In sum, the forces of good, the children of light, the 99%.
And who's against the deal? A "virulent" majority of Republicans. Lobbyists funding a multimillion-dollar advertising effort to oppose the deal. Partisans and pundits. Warmongers. The people who were wrong about Iraq. Hard-liners in Iran's Revolutionary Guard Corps. And one stiff-necked nation, Israel, which doesn't have the wit to see how terrific this deal is for them.
In other words, fools or knaves, the benighted or the willfully wicked, fighting a deal whose intrinsic benefits should be as self-evident as Bran Flakes or a good night's rest."
When your goal is to transform your country and the world, nothing can be allowed to interfere with the legacy building.
That Obama may have gone a bit too far in the American University speech, and in the administration's reactions to the announced opposition by Schumer, is evidenced by some of his supporters trying to walk back the ugliest part of his rant. Even liberals become a bit nervous when their president leaves little doubt that he agrees with nativist Pat Buchanan that it is American Jews, serving Israel, who always lead the United States to war, or that the death-to-America chanters in Iran feel the same way about the nuclear deal as Republicans. The death-to-America chanters are of course nothing more than a prop of the Iranian regime, and no Iranian negotiators ever operated outside the mullahs oversight. The death-to-America chanters are in fact on the same page as the president since their bosses just made a deal with Kerry.
Many of the critics of the president's despicable words were careful to try to create "a pox on both your houses" commentary about over-the-top language by both supporters and opponents of the deal. Does the use of apocalyptic language about the Iran deal by Mike Huckabee, a Republican presidential candidate currently polling about 4% and with virtually no chance to be nominated, matter in the same way that the words of the president of the United States matter?

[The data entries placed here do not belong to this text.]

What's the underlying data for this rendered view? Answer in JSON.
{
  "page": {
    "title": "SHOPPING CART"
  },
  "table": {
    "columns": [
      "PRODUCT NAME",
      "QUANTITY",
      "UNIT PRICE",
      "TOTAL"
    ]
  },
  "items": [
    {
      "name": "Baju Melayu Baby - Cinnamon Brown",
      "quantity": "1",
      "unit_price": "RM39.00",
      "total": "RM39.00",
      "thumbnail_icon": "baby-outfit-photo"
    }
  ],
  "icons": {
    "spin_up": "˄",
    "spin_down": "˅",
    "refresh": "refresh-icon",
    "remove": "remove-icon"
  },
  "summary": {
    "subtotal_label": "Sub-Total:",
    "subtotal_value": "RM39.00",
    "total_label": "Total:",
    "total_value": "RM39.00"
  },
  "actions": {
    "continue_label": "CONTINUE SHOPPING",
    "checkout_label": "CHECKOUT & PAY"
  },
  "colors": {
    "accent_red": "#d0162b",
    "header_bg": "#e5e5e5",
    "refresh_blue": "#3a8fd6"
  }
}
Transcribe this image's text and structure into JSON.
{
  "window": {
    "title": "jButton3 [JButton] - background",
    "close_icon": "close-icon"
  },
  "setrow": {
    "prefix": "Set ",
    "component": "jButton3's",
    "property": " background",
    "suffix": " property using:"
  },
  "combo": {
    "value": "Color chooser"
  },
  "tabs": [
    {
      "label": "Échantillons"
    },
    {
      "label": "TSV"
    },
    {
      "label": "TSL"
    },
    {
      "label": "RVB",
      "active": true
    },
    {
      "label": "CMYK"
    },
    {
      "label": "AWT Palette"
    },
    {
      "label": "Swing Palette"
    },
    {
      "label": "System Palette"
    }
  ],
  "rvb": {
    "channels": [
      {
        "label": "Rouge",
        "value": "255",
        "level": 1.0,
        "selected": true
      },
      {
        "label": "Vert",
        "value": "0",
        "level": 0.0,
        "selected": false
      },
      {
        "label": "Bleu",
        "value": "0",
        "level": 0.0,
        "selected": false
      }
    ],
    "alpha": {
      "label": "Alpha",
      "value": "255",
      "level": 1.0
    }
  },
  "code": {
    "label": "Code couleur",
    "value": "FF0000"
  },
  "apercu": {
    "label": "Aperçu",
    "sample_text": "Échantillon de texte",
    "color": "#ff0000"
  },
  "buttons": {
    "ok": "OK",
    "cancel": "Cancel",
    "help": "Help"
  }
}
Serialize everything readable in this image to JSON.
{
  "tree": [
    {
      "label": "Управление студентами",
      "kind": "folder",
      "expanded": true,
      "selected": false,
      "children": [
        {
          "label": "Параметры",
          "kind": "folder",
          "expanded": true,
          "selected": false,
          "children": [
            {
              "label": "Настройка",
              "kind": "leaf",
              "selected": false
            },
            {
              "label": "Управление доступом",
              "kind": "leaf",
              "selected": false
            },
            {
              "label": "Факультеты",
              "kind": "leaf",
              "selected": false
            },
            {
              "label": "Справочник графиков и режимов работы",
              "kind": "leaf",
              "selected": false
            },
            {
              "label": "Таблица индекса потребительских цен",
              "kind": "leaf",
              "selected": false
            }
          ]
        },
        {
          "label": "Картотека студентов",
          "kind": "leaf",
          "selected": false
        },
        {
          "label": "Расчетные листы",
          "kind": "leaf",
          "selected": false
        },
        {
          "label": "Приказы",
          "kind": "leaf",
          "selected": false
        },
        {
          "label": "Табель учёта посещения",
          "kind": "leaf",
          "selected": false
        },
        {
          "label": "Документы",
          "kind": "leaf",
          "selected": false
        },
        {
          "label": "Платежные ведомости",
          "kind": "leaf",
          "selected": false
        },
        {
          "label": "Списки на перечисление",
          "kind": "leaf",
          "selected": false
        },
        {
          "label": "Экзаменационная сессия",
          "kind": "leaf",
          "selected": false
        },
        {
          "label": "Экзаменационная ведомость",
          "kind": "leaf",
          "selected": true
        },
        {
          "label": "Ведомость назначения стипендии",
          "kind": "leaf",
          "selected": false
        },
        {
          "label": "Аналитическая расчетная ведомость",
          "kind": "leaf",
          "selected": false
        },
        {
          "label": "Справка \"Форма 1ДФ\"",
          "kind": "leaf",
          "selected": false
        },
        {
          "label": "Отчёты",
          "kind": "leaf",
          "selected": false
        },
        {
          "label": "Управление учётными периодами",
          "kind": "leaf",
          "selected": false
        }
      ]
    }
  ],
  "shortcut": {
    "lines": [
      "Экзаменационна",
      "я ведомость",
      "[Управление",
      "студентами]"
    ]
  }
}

A former administration official and new head of the Anti-Defamation League, Jonathan Greenblatt, seemed genuinely offended by the anti-Semitic themes in the president's speech: "As the debate over the Iran deal has gone forward, the administration has at times waded into characterizations that in the eyes of many members of the Jewish community recall malicious accusations about Jews. ...
"Moreover, claims that opponents of the proposed agreement are 'the same folks who brought us the war in Iraq' remind many Jewish Americans of tired accusations against the 'Jewish lobby' that has supposedly pushed for every failed policy in the Middle East. Yet there was no unified Jewish community position on the Iraq war, and the community was in no way a major factor in the Bush administration's decision to launch the war. In fact, many Jewish Americans who are concerned about this deal with Iran actually were opposed to the Iraq war and bristle at accusations that imply 'they got it wrong before, don't listen to them now.' ...
"This situation is exacerbated by framing opponents of the deal as simply advocating for war. Opponents of the deal in the Jewish community hear this as a suggestion that Jews are seeking yet again to drag the United States into conflict, possibly against American interests or to serve only Israeli ones. Agree or disagree with the deal, it is unfair to suggest that those who oppose it are advocating for war."
After a bit of doubling down defending the speech, the president has pulled back a bit the last few days, acknowledging that there are arguments on both sides. But any such pullback has one explanation only -- the president may have hurt his effort to persuade some of the Democrats still on the fence, and created new opponents. He still wants to win, and to destroy his opponents. It is the only way he knows how to do things. He spent too much time in Chicago.